The study, mandated by the Dodd-Frank financial reform law, indicated that the SEC lacked the resources to adequately oversee advisers and recommended three ways to increase exams: establish a SRO for advisers; allow the SEC to charge user fees for exams; or extend the reach of the Financial Industry Regulatory Authority Inc., the broker SRO, to include advisers dually registered as brokers.

Each option requires congressional approval. Ms. Waters' bill is an alternative to Mr. Bachus' legislation, which was introduced in April. Mr. Bachus' measure worries advisers because they see it as an opening for Finra to become the adviser SRO.

“My legislation would provide a dedicated funding source to the SEC to enable a robust investment adviser oversight program,” Ms. Waters said in a statement. “I believe this approach provides the simplest, most efficient solution to the problem of inadequate adviser oversight. Also, because the user fees contemplated in my legislation would only be used to fund the regulation of investment advisers, and not to subsidize other functions at the SEC, I think that this option would be more cost effective for the industry.”

Supporters of Mr. Bachus' bill assert that Congress will never provide the SEC the funding necessary to significantly raise its adviser exam rate. They argue that an SRO is required to strengthen investor protection and ensure that advisers are regularly reviewed. Finra is lobbying to become the adviser SRO.

Observers had expected Mr. Bachus' bill to receive a vote in the House Financial Services Committee earlier this summer. The bill stalled after an early-June hearing in which adviser advocates charged that Mr. Bachus' bill would sharply increase advisers' compliance expenses.

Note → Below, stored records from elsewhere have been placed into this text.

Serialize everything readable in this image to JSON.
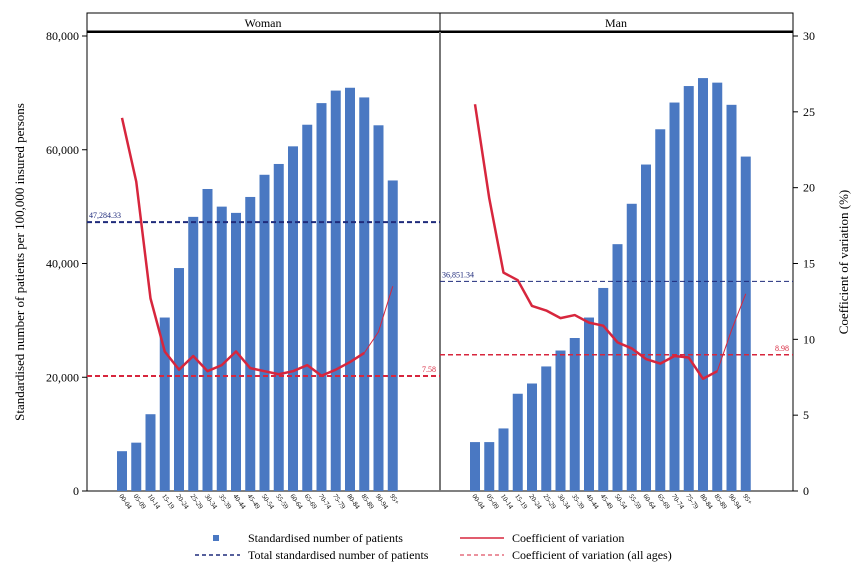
{
  "chart_data": [
    {
      "type": "bar",
      "panel": "Woman",
      "categories": [
        "00-04",
        "05-09",
        "10-14",
        "15-19",
        "20-24",
        "25-29",
        "30-34",
        "35-39",
        "40-44",
        "45-49",
        "50-54",
        "55-59",
        "60-64",
        "65-69",
        "70-74",
        "75-79",
        "80-84",
        "85-89",
        "90-94",
        "95+"
      ],
      "series": [
        {
          "name": "Standardised number of patients",
          "axis": "left",
          "kind": "bar",
          "values": [
            7000,
            8500,
            13500,
            30500,
            39200,
            48200,
            53100,
            50000,
            48900,
            51700,
            55600,
            57500,
            60600,
            64400,
            68200,
            70400,
            70900,
            69200,
            64300,
            54600
          ]
        },
        {
          "name": "Coefficient of variation",
          "axis": "right",
          "kind": "line",
          "values": [
            24.6,
            20.4,
            12.7,
            9.2,
            8.0,
            8.9,
            7.9,
            8.3,
            9.2,
            8.1,
            7.9,
            7.7,
            7.9,
            8.3,
            7.6,
            8.0,
            8.5,
            9.1,
            10.5,
            13.5
          ]
        }
      ],
      "reference_lines": [
        {
          "name": "Total standardised number of patients",
          "axis": "left",
          "value": 47284.33,
          "label": "47,284.33"
        },
        {
          "name": "Coefficient of variation (all ages)",
          "axis": "right",
          "value": 7.58,
          "label": "7.58"
        }
      ]
    },
    {
      "type": "bar",
      "panel": "Man",
      "categories": [
        "00-04",
        "05-09",
        "10-14",
        "15-19",
        "20-24",
        "25-29",
        "30-34",
        "35-39",
        "40-44",
        "45-49",
        "50-54",
        "55-59",
        "60-64",
        "65-69",
        "70-74",
        "75-79",
        "80-84",
        "85-89",
        "90-94",
        "95+"
      ],
      "series": [
        {
          "name": "Standardised number of patients",
          "axis": "left",
          "kind": "bar",
          "values": [
            8600,
            8600,
            11000,
            17100,
            18900,
            21900,
            24700,
            26900,
            30500,
            35700,
            43400,
            50500,
            57400,
            63600,
            68300,
            71200,
            72600,
            71800,
            67900,
            58800
          ]
        },
        {
          "name": "Coefficient of variation",
          "axis": "right",
          "kind": "line",
          "values": [
            25.5,
            19.3,
            14.4,
            13.9,
            12.2,
            11.9,
            11.4,
            11.6,
            11.1,
            10.9,
            9.8,
            9.4,
            8.7,
            8.4,
            8.9,
            8.8,
            7.4,
            7.9,
            10.6,
            13.0
          ]
        }
      ],
      "reference_lines": [
        {
          "name": "Total standardised number of patients",
          "axis": "left",
          "value": 36851.34,
          "label": "36,851.34"
        },
        {
          "name": "Coefficient of variation (all ages)",
          "axis": "right",
          "value": 8.98,
          "label": "8.98"
        }
      ]
    }
  ],
  "axes": {
    "ylabel_left": "Standardised number of patients per 100,000 insured persons",
    "ylabel_right": "Coefficient of variation (%)",
    "ylim_left": [
      0,
      80000
    ],
    "ylim_right": [
      0,
      30
    ],
    "ticks_left": [
      "0",
      "20,000",
      "40,000",
      "60,000",
      "80,000"
    ],
    "ticks_left_values": [
      0,
      20000,
      40000,
      60000,
      80000
    ],
    "ticks_right": [
      "0",
      "5",
      "10",
      "15",
      "20",
      "25",
      "30"
    ],
    "ticks_right_values": [
      0,
      5,
      10,
      15,
      20,
      25,
      30
    ]
  },
  "legend": {
    "placement": "bottom",
    "items": [
      {
        "label": "Standardised number of patients",
        "style": "square",
        "color": "#4a78c2"
      },
      {
        "label": "Coefficient of variation",
        "style": "solid-line",
        "color": "#d7263d"
      },
      {
        "label": "Total standardised number of patients",
        "style": "dashed-line",
        "color": "#1f2b7b"
      },
      {
        "label": "Coefficient of variation (all ages)",
        "style": "dashed-line",
        "color": "#d7263d"
      }
    ]
  },
  "colors": {
    "bar": "#4a78c2",
    "cv_line": "#d7263d",
    "total_line": "#1f2b7b",
    "cv_all_line": "#d7263d"
  }
}
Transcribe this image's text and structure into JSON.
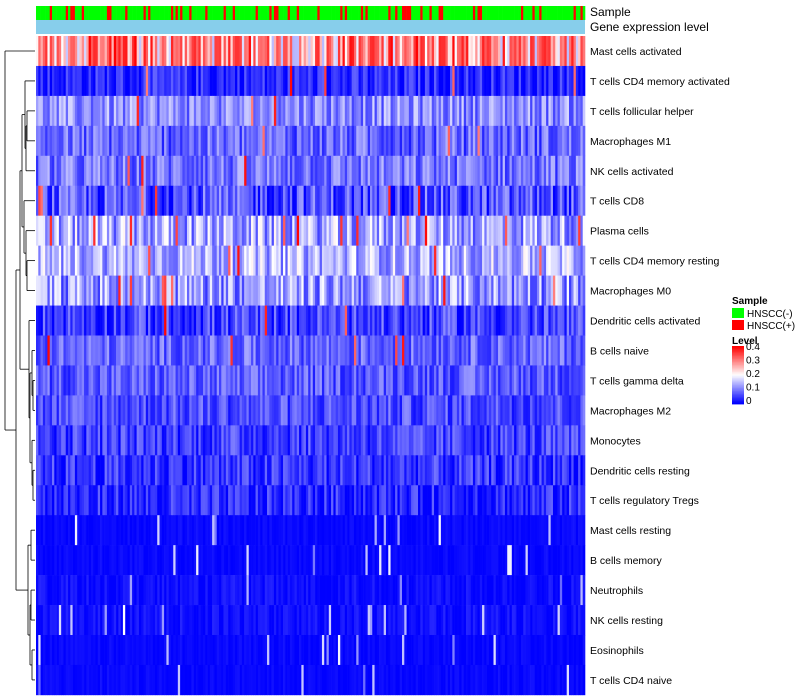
{
  "chart_data": {
    "type": "heatmap",
    "title": "",
    "rows": [
      {
        "name": "Mast cells activated",
        "mean": 0.26,
        "spread": 0.12,
        "hot": 0.3
      },
      {
        "name": "T cells CD4 memory activated",
        "mean": 0.03,
        "spread": 0.05,
        "hot": 0.02
      },
      {
        "name": "T cells follicular helper",
        "mean": 0.11,
        "spread": 0.06,
        "hot": 0.01
      },
      {
        "name": "Macrophages M1",
        "mean": 0.08,
        "spread": 0.06,
        "hot": 0.01
      },
      {
        "name": "NK cells activated",
        "mean": 0.09,
        "spread": 0.06,
        "hot": 0.01
      },
      {
        "name": "T cells CD8",
        "mean": 0.06,
        "spread": 0.07,
        "hot": 0.02
      },
      {
        "name": "Plasma cells",
        "mean": 0.13,
        "spread": 0.08,
        "hot": 0.06
      },
      {
        "name": "T cells CD4 memory resting",
        "mean": 0.14,
        "spread": 0.07,
        "hot": 0.02
      },
      {
        "name": "Macrophages M0",
        "mean": 0.12,
        "spread": 0.08,
        "hot": 0.03
      },
      {
        "name": "Dendritic cells activated",
        "mean": 0.05,
        "spread": 0.06,
        "hot": 0.01
      },
      {
        "name": "B cells naive",
        "mean": 0.08,
        "spread": 0.05,
        "hot": 0.01
      },
      {
        "name": "T cells gamma delta",
        "mean": 0.07,
        "spread": 0.05,
        "hot": 0.0
      },
      {
        "name": "Macrophages M2",
        "mean": 0.06,
        "spread": 0.05,
        "hot": 0.0
      },
      {
        "name": "Monocytes",
        "mean": 0.05,
        "spread": 0.05,
        "hot": 0.0
      },
      {
        "name": "Dendritic cells resting",
        "mean": 0.04,
        "spread": 0.05,
        "hot": 0.0
      },
      {
        "name": "T cells regulatory  Tregs",
        "mean": 0.03,
        "spread": 0.05,
        "hot": 0.0
      },
      {
        "name": "Mast cells resting",
        "mean": 0.005,
        "spread": 0.01,
        "hot": 0.0
      },
      {
        "name": "B cells memory",
        "mean": 0.005,
        "spread": 0.01,
        "hot": 0.0
      },
      {
        "name": "Neutrophils",
        "mean": 0.01,
        "spread": 0.02,
        "hot": 0.0
      },
      {
        "name": "NK cells resting",
        "mean": 0.01,
        "spread": 0.02,
        "hot": 0.0
      },
      {
        "name": "Eosinophils",
        "mean": 0.005,
        "spread": 0.01,
        "hot": 0.0
      },
      {
        "name": "T cells CD4 naive",
        "mean": 0.005,
        "spread": 0.01,
        "hot": 0.0
      }
    ],
    "n_samples": 240,
    "hnscc_pos_fraction": 0.25,
    "annotations": {
      "sample_label": "Sample",
      "expression_label": "Gene expression level"
    },
    "legend": {
      "sample_title": "Sample",
      "sample_entries": [
        {
          "label": "HNSCC(-)",
          "color": "#00ff00"
        },
        {
          "label": "HNSCC(+)",
          "color": "#ff0000"
        }
      ],
      "level_title": "Level",
      "level_ticks": [
        "0.4",
        "0.3",
        "0.2",
        "0.1",
        "0"
      ],
      "level_range": [
        0,
        0.4
      ],
      "placement": "right"
    },
    "colors": {
      "low": "#0000ff",
      "mid": "#ffffff",
      "high": "#ff0000",
      "expression_bar": "#87ceeb",
      "dendrogram": "#000000"
    }
  }
}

David Tittsworth, executive director of the Investment Adviser Association, became the focal point of the June hearing as the most prominent critic of Mr. Bachus' bill. He enthusiastically endorsed Ms. Waters' legislation.

“Investment adviser user fees will be far more effective and efficient in enhancing examinations of advisers than establishing an unnecessary, additional layer of bureaucracy and cost associated with a self-regulatory organization,” Mr. Tittsworth said in a statement. “These enhancements to the SEC's current examination program will not require the expenditure of additional taxpayer dollars.”

The Financial Services Institute is a supporter of Mr. Bachus' bill.

“Increasing the SEC budget to a level that would significantly increase consumer protect tion just isn't political reality,” FSI spokesman Chris Paulitz said in a statement. “Even [SEC] Commissioner [Elisse] Walter said a fully funded SEC wouldn't be able to significantly increase RIA examinations.”